It Fell Off the Truck, Again. Now What?

It was a rocky end to 2007 for data-storage leader Iron Mountain. The Boston-based company had two high-profile cases of tape loss to close out the year, including one that required GE Money to notify 650,000 potentially exposed customers. Five years after California passed its data breach notification law that became a de facto national standard, the case raises the question: why are banks still trucking around backup tapes, and why is Iron Mountain still losing them?

About 19 percent of banks rely solely on tape for backup storage, says Enterprise Strategy Group analyst Lauren Whitehouse, which conducted a cross-industry study of backup storage practices in January. But many banks are opting to use a combination of tape and disk or electronic storage. In 2004, only one-quarter of banks used a combination strategy; today, more than two-thirds do, Whitehouse says.

Only 13 percent of financial institutions backup solely to disk and less than one percent use only electronic vaulting, according to ESG. Still, IDC predicts that the hosted backup storage market will reach $715 million in 2011, from just $235 million last year.

There are two reasons why tapes remain the industry standard, says Adam Couture, principal research analyst at Gartner: money and bandwidth.

While pricing is complex, it typically costs under a $1 to store one gigabyte of data on tape compared with $4 to $7 per gigabyte for electronic storage. ESG estimates that in a three-year study of total cost of ownership, the tape cost $13.08/GB and disk $12.99. The cost for electronic was three to four times more expensive.

On the bandwidth side, "depending upon the size of your type, it's going to limit how much data you can backup," Couture says. "It's a rule of thumb they top out at a terabyte, terabyte-and-a-half...You can only push so much data through that pipe."

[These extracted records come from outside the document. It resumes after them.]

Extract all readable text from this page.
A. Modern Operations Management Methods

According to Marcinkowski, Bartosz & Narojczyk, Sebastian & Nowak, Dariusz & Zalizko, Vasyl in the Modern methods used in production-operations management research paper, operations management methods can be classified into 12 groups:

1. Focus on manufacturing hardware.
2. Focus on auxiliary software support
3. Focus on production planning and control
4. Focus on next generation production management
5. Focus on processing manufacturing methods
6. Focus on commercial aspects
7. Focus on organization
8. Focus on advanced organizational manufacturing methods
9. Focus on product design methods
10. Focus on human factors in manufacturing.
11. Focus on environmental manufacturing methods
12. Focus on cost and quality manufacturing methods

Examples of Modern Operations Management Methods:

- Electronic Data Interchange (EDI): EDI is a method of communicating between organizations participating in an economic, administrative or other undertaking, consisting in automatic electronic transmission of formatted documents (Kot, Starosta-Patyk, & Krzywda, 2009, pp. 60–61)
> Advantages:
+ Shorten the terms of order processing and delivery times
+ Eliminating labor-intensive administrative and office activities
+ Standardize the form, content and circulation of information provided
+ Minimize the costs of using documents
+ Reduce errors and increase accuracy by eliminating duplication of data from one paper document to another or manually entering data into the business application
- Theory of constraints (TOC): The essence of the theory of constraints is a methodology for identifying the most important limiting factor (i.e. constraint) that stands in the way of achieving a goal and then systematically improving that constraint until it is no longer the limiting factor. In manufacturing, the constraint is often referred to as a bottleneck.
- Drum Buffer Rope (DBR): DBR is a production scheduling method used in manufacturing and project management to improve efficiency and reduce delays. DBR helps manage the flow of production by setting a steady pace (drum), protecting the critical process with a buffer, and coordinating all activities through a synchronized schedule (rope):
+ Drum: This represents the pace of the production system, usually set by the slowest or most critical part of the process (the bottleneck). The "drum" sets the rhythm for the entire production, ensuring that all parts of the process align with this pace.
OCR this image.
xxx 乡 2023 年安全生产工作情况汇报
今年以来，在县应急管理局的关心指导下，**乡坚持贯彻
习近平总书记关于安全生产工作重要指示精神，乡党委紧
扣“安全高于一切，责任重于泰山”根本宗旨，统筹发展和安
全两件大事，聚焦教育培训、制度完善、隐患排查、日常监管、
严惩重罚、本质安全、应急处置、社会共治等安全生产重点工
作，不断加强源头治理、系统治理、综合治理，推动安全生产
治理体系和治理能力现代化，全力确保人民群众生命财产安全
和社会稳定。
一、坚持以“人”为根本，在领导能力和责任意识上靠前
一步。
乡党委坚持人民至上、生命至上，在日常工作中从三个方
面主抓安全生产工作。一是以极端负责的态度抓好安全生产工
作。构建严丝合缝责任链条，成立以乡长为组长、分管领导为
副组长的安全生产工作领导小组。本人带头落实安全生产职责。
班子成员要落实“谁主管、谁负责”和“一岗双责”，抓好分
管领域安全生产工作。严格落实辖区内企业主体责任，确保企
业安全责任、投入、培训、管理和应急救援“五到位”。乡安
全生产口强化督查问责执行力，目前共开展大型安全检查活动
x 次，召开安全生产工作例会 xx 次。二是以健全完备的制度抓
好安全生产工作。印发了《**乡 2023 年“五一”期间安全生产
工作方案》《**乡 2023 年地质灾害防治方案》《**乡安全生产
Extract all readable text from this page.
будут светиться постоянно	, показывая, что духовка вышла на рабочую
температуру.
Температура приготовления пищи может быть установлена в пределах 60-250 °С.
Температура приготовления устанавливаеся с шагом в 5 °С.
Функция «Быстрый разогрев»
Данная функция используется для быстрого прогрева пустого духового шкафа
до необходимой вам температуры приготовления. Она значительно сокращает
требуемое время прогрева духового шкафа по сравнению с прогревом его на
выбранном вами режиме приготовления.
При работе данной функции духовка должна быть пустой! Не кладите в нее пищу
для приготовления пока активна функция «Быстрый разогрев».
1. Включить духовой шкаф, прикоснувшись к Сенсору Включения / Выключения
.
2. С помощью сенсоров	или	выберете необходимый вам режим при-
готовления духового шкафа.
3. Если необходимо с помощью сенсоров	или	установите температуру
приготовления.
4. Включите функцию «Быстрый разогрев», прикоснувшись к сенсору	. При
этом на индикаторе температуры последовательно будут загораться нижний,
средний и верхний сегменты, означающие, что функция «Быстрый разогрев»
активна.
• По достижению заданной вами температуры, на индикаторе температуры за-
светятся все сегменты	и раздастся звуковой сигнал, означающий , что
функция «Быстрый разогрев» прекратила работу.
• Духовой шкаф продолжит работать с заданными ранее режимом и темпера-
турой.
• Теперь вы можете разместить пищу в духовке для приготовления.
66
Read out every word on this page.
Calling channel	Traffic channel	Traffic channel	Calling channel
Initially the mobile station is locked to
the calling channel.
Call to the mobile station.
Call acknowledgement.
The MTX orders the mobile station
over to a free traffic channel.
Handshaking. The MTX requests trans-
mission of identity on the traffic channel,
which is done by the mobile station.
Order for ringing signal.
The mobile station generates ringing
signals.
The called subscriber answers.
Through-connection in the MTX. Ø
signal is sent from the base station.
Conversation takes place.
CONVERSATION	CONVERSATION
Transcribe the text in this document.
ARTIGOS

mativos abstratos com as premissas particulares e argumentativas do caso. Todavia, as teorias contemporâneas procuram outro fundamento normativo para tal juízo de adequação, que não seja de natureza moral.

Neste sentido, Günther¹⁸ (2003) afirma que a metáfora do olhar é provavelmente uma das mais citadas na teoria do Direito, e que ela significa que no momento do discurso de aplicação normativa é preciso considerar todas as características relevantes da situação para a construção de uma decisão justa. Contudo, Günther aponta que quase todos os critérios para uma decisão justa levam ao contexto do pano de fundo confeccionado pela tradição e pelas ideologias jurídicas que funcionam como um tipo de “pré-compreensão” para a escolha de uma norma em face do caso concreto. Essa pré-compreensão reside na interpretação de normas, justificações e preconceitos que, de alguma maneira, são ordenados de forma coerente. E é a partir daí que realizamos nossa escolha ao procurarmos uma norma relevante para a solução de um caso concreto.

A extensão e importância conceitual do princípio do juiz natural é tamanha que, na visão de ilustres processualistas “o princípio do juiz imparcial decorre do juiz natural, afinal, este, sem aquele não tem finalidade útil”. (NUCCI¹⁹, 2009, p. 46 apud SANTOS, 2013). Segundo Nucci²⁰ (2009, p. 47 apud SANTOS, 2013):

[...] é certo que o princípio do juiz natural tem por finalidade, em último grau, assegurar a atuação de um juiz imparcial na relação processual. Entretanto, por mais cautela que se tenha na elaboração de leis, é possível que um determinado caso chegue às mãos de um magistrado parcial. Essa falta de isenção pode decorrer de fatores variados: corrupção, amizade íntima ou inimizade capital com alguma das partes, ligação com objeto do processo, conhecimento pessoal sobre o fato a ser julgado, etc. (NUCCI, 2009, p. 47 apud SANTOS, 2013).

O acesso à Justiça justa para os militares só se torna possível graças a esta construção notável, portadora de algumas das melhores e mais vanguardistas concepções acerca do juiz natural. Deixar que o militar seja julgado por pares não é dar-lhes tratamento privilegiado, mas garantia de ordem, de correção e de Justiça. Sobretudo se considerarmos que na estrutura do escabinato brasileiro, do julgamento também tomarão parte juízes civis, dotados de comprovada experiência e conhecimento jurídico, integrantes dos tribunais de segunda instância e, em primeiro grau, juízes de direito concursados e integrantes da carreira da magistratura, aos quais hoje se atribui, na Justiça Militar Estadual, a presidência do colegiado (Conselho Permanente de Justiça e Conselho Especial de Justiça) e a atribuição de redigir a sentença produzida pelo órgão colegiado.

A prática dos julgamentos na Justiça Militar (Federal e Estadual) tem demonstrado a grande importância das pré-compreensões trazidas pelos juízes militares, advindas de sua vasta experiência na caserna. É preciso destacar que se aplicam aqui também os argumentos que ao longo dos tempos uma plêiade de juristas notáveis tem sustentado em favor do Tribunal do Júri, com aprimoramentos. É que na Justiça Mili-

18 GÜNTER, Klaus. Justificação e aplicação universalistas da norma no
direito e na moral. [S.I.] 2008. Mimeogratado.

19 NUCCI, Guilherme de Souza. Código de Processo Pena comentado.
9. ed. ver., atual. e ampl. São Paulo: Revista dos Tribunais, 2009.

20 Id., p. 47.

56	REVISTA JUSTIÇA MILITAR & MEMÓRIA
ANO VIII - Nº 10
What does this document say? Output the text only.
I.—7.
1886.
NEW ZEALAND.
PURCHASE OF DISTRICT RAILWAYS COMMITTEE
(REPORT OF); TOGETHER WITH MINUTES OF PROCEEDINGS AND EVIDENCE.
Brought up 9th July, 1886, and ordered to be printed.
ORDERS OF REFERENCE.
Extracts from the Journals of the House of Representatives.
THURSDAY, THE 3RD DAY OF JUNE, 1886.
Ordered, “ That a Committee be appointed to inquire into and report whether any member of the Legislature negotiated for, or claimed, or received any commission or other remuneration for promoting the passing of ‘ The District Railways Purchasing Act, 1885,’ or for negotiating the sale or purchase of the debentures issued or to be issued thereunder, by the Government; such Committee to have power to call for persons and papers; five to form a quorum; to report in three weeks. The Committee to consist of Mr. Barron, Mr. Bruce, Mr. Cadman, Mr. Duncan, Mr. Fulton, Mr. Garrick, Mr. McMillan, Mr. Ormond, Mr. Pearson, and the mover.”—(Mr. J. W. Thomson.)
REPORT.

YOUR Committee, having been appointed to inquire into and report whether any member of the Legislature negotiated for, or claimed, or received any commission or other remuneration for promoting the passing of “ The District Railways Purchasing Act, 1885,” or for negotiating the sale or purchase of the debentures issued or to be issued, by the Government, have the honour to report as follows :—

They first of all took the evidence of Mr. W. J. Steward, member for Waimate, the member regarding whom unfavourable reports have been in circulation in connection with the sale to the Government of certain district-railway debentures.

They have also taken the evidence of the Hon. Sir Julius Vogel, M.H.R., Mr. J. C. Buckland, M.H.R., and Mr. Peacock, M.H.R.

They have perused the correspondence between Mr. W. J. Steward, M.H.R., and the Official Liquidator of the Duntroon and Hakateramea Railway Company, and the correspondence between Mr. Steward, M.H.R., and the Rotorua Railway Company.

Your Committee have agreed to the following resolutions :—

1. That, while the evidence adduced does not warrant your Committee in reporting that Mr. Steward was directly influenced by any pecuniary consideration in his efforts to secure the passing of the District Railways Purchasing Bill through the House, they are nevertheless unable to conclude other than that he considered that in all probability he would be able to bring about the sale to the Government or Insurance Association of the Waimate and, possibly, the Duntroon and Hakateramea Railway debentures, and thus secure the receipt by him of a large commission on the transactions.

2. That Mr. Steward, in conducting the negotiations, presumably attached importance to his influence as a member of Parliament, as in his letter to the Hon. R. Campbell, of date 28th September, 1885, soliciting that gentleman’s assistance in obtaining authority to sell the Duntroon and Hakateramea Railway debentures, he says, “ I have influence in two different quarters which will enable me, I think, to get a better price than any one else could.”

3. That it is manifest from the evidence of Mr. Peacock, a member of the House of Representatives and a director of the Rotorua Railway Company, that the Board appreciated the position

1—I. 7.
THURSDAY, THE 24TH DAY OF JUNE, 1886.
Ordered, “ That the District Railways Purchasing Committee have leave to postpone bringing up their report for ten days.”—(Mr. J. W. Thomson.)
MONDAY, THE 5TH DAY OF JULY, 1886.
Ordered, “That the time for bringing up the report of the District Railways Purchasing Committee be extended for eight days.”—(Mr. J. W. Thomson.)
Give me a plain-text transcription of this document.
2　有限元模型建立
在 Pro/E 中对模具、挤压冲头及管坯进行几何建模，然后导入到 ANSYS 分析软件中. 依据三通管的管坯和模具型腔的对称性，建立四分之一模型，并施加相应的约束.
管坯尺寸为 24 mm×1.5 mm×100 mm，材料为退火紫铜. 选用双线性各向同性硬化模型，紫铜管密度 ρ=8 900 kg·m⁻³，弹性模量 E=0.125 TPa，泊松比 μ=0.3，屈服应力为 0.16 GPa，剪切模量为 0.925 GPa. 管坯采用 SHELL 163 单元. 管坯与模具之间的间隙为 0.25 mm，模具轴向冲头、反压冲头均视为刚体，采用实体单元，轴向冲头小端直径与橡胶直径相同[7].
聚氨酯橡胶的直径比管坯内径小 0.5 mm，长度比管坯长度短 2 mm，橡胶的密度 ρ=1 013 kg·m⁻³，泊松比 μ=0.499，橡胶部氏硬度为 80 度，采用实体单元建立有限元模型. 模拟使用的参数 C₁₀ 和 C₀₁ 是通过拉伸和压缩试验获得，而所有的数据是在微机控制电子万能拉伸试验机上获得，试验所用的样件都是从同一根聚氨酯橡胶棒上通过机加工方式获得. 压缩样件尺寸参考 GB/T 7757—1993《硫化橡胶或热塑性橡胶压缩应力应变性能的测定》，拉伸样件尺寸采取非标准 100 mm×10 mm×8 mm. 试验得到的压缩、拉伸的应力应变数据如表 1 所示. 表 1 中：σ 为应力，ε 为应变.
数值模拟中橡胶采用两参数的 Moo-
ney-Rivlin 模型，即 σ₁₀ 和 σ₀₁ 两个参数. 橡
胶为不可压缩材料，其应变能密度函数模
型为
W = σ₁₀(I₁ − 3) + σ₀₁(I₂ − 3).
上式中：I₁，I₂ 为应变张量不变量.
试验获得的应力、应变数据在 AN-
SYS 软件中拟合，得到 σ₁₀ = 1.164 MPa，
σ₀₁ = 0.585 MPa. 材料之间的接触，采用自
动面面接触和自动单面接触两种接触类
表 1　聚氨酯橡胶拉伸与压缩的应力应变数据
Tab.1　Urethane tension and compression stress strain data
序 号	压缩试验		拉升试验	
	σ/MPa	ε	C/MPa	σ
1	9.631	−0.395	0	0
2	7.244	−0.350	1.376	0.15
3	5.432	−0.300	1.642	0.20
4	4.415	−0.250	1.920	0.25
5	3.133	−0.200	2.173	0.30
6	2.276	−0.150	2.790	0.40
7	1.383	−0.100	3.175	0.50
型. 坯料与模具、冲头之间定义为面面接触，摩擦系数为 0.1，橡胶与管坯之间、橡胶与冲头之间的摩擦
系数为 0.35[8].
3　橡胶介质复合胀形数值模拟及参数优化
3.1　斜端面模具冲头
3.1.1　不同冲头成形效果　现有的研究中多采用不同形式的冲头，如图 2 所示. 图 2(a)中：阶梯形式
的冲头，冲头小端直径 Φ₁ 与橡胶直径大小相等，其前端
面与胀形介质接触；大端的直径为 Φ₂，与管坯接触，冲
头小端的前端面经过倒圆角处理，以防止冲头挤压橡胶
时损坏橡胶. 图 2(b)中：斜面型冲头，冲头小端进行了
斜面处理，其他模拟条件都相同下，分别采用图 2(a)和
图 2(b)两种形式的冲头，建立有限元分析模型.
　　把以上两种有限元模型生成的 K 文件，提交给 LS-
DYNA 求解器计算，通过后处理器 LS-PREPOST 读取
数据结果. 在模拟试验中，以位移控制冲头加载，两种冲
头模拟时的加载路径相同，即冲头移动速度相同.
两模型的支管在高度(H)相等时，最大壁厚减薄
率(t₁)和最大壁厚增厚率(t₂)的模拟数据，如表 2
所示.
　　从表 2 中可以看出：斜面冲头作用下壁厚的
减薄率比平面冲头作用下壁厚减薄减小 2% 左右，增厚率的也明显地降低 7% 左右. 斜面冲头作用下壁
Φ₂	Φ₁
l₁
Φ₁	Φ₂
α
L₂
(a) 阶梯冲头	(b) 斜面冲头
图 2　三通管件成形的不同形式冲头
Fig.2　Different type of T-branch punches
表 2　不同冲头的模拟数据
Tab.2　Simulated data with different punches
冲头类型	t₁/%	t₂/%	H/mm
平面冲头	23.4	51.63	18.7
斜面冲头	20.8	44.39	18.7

When it comes to disaster recovery, Iron Mountain's America's division President John Connors argues that physical tape storage is still best practice. "The physics of it are that it's still faster to put the tape in a truck, drive it across town and get it over to the system and have it uploaded from there, than [employing] the bandwidth that would allow you to restore that system over the wire," Connors says.

But which poses more of a financial risk, a natural or man-made disaster blocking access to electronic backup files, or a simple lost tape and the millions spent notifying customers and offering identity theft protection services? Couture believes that electronic storage is far safer than its counterpart. "There are a number of risks. The biggest, obviously, is where the tape is lost or stolen," he says. "Iron Mountain, unfortunately, has had more than your fair share of those."

EVault, whose direct customer base is 20 percent banks, is perhaps the top electronic data-storage provider, according to Couture. The company's director of product management, Patrick Dowlaszewicz, says that electronic storage is indeed safer than manual.

"If you look at the entire spectrum of security, the more touch points you have in the handling of the data, the more risk you have in terms of things happening outside of what you expected," Dowlaszewicz says. "Essentially, it is not just a matter of fact that those [cases of data loss] will happen. We will prevent those things from happening...by removing the human intervention where possible."

Which brings the issue back around to Iron Mountain. The company is the largest data-protection business in the world and manages about 50 million tapes for about 40 million customers including about 80 percent of the Fortune 500, Connors says. This includes more than five million tape deliveries per year, and a nearly flawless reliability rate, Connors says.

The devil is in the .001 percent, perhaps. News stories over the past couple of years indicate that Iron Mountain has been involved in at least four major cases of data loss; the company wouldn't release an exact number (Iron Mountain encourages customers to encrypt data, but does not mandate it).

But Connors' stance is that, by-and-large, big news stories about lost backup tapes are a case of much ado about nothing. While not entirely trivializing these cases of data loss, he says there are not believed to be any cases of identity theft from the breaches.

The problem is that data breach laws don't distinguish between a hack and a lost tape. "There has been a little bit of hysteria around this because companies are trying to meet the letter of the law," he says.

Meet the letter of the law, yes, and then pay for incident response. Research by the Ponemon Institute found that institutions spend an average of $239 per record in the wake of data losses. If the Iron Mountain/GE Money tape loss followed the average it would mean spending $155 million to handle the incident. GE Money spokesperson Richard Jones says that the company still uses Iron Mountain which has "taken steps to improve our physical and technical controls."

But not all Iron Mountain's customers are willing to share the blame or shoulder the costs. After Iron Mountain lost tapes containing a decade's worth of Louisiana students' financial aid applications this fall, the State Office of Student Financial Assistance fired the company in favor an electronic vaulting system that costs about 18 times more than the $5k Iron Mountain charged. Reports indicate the state is also trying to recoup some of its incident response costs.